Few things capture this phenomenon like the partnership between Fiat Chrysler Automobiles NV and Banco Santander SA. Since 2013, as U.S. car sales soared, the two have built one of the industry’s most powerful subprime machines.

Reid Bigland, Chrysler’s U.S. Sales Chief, said Santander has been a "good partner."

In recent years, lending practices in the subprime auto industry have come under increased scrutiny. Regulators and consumer advocates say it takes advantage of people with nowhere else to turn.

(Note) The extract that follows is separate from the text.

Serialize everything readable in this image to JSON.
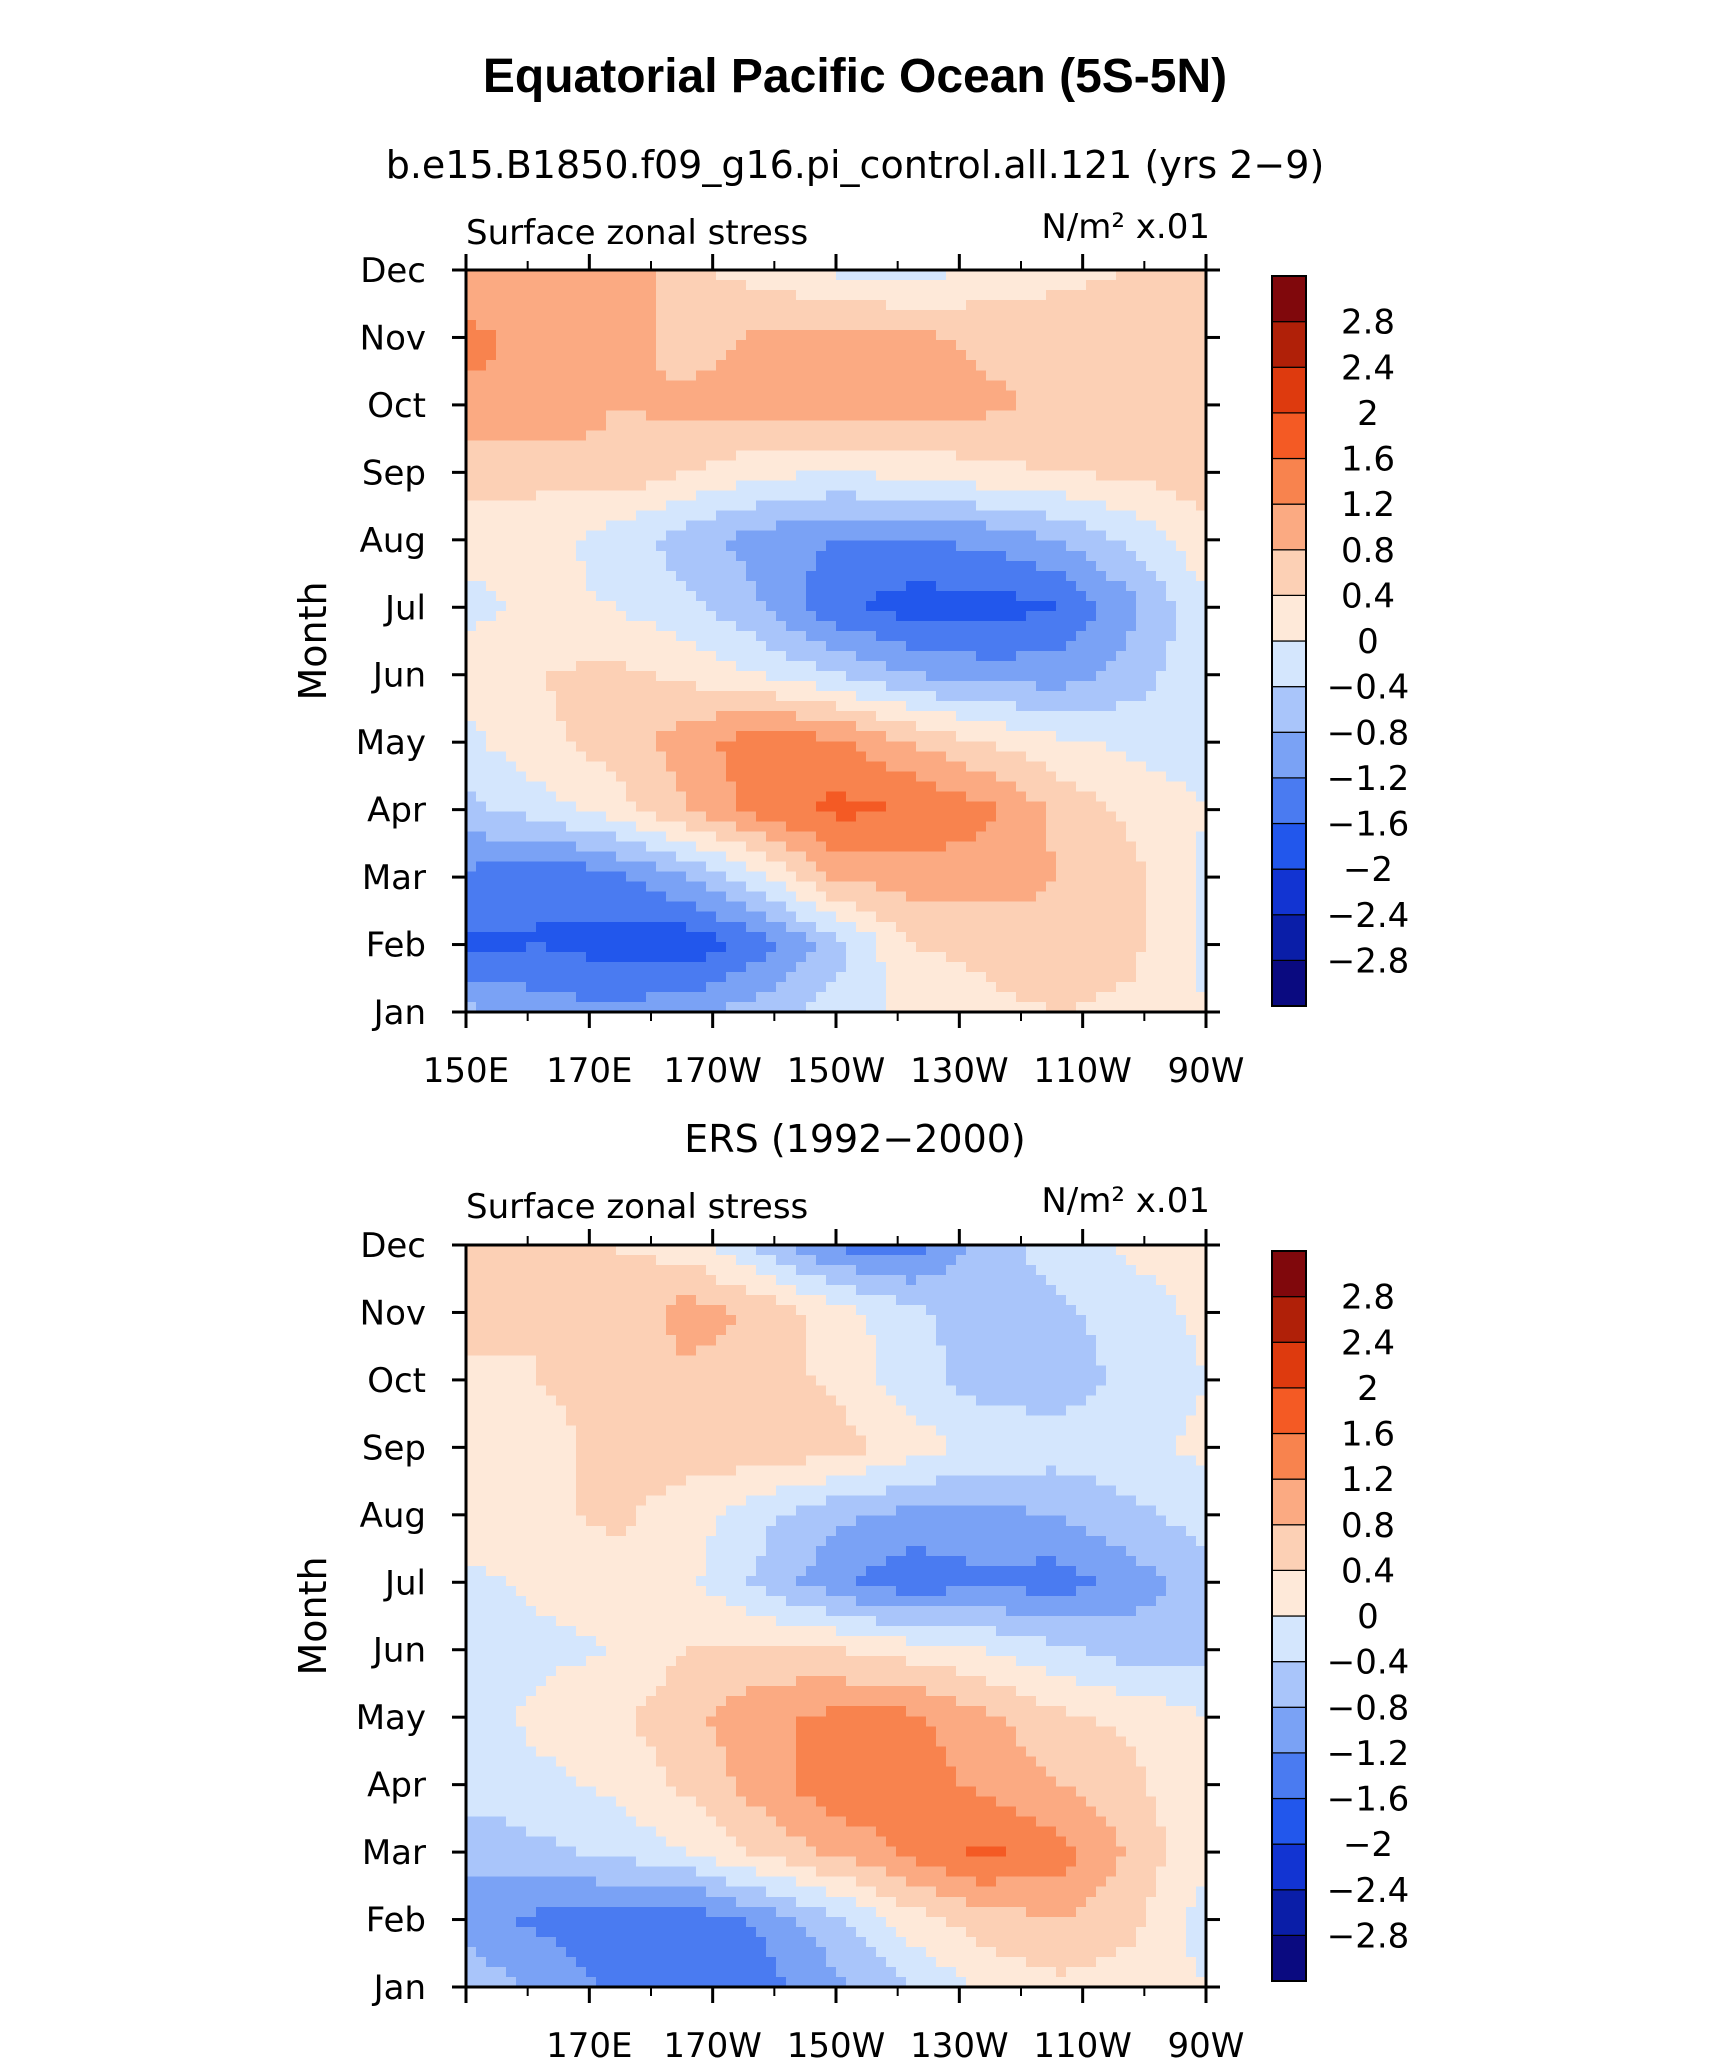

For investors, the allure of subprime car loans is clear: securities composed of such debt can offer yields as high as five percent. It might not seem like much, but in a world of ultra-low rates, that’s still more than triple the comparable yield for Treasuries. Of course, the market is still much smaller than the subprime-mortgage market which triggered the credit crisis, making a repeat unlikely. But the question now is whether that premium, which has dwindled as demand soared, is worth it.

"Investors seem to be ignoring the underlying risks," said Peter Kaplan, Fund Manager at Merganser Capital Management.

Asset-backed securities based on auto loans are engineered to keep paying even when some loans sour. Still, some cracks have emerged in the $1.2 trillion market for auto financing. Delinquencies have picked up, as have losses on subprime loans. Auto loan fraud, meantime, is approaching levels seen in mortgages during the bubble.

Auto finance "is not going to bring down the financial system like the mortgage crisis almost did, but it does signal more stress with the consumer," said Stephen Caprio, Credit Strategist at UBS Group AG.

Whatever the case, the Santander/Chrysler relationship has opened a rare window into an industry-wide race to the bottom that may have lasting consequences.